В глазах отца блеснул недобрый огонек.
— Жаль, ружье не выстрелило, — пробормотал он.
— Это я его разрядила.
— Ты? Вот, значит, как… — он не удивился и не выразил возмущения. Принял как факт. И огонек в его глазах снова потух. Теперь он смотрел не на меня, а куда-то в неведомое. Помаши рукой перед глазами — не заметит.
— Ожерелье… — он брезгливо шевельнул губами. — Подумаешь, камушки! Да через год-другой купили бы камнерезный станок и нафуганили этих колечек-кулонов сколько угодно.
— Ты же знаешь, она никогда не любила ждать.
— Правильно, а сама собиралась часами!
Отец ничего не уточнял, но я, конечно, сообразила.

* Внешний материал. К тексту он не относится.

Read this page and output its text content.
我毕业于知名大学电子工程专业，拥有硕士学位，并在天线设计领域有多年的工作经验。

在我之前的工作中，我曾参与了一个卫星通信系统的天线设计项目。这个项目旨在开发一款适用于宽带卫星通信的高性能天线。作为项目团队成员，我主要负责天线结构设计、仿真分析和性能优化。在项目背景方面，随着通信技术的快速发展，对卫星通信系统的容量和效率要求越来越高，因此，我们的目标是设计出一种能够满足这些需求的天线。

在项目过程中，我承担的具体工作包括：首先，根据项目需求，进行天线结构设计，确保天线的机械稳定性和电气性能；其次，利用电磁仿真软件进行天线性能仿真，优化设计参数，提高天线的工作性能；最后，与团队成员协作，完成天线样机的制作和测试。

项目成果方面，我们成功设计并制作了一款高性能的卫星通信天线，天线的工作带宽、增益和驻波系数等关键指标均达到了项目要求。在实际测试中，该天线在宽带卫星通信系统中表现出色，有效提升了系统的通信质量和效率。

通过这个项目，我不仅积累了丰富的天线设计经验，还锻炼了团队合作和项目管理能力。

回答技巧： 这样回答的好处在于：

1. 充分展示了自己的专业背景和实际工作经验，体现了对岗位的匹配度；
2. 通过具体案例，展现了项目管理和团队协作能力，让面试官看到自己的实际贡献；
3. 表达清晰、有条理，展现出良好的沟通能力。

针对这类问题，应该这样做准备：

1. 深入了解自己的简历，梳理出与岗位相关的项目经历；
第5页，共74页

Он говорил о тех редких вечерах, которые мы пытались провести совместно, отмечая чьи-нибудь именины в кафе или ресторане. Последний раз Глеб не выдержал и уснул прямо на террасе. Я тоже успела перепачкать свои новые брючки в саду. Очень уж долго мама красилась и подвивалась.
— Не понимаю… — отец покачал головой. — Уйти с таким ничтожеством! Куда? К шмоткам и тряпкам? А что она делать у него будет? Телевизор смотреть?
— Вообще-то они на курорт собирались. На Карибы, кажется… — я не защищала Бизона, просто старалась быть объективной.
— Карибы… Что там ей — в этих Карибах?
— Там море.
— И у нас море. Даже два моря сразу: слева — Черное, справа — Азовское!
Тут он был прав. Мы жили на Таманском полуострове — в аккурат меж двух морей. До Азовского — два километра, до Черного — около девяти. Не сказать что близко, но и не далеко. Раньше на выходные мы обязательно всей семьей выезжали на одно из побережий, устраивали пикники, купались, дурачились, ели фрукты.
— У нас акул нет, — вспомнила я. — Только катранчики — и те меньше дельфинов. И ресторан в поселке всего один.
— Ресторан… — отец поморщился. — В этом все и дело. Ей же наряжаться надо. На людях красоваться! Елочка, блин! И чтоб обязательно под руку с каким-нибудь дешевым франтом.
— Он не дешевый франт — дорогой, — снова ляпнула я. И тут же поправилась: — Хотя, конечно, все относительно. В Москве он, наверное, был бы обычным середнячком.
— Я б таких середнячков… — отец не договорил, хотя и без того было ясно, что он собирался с ними сотворить.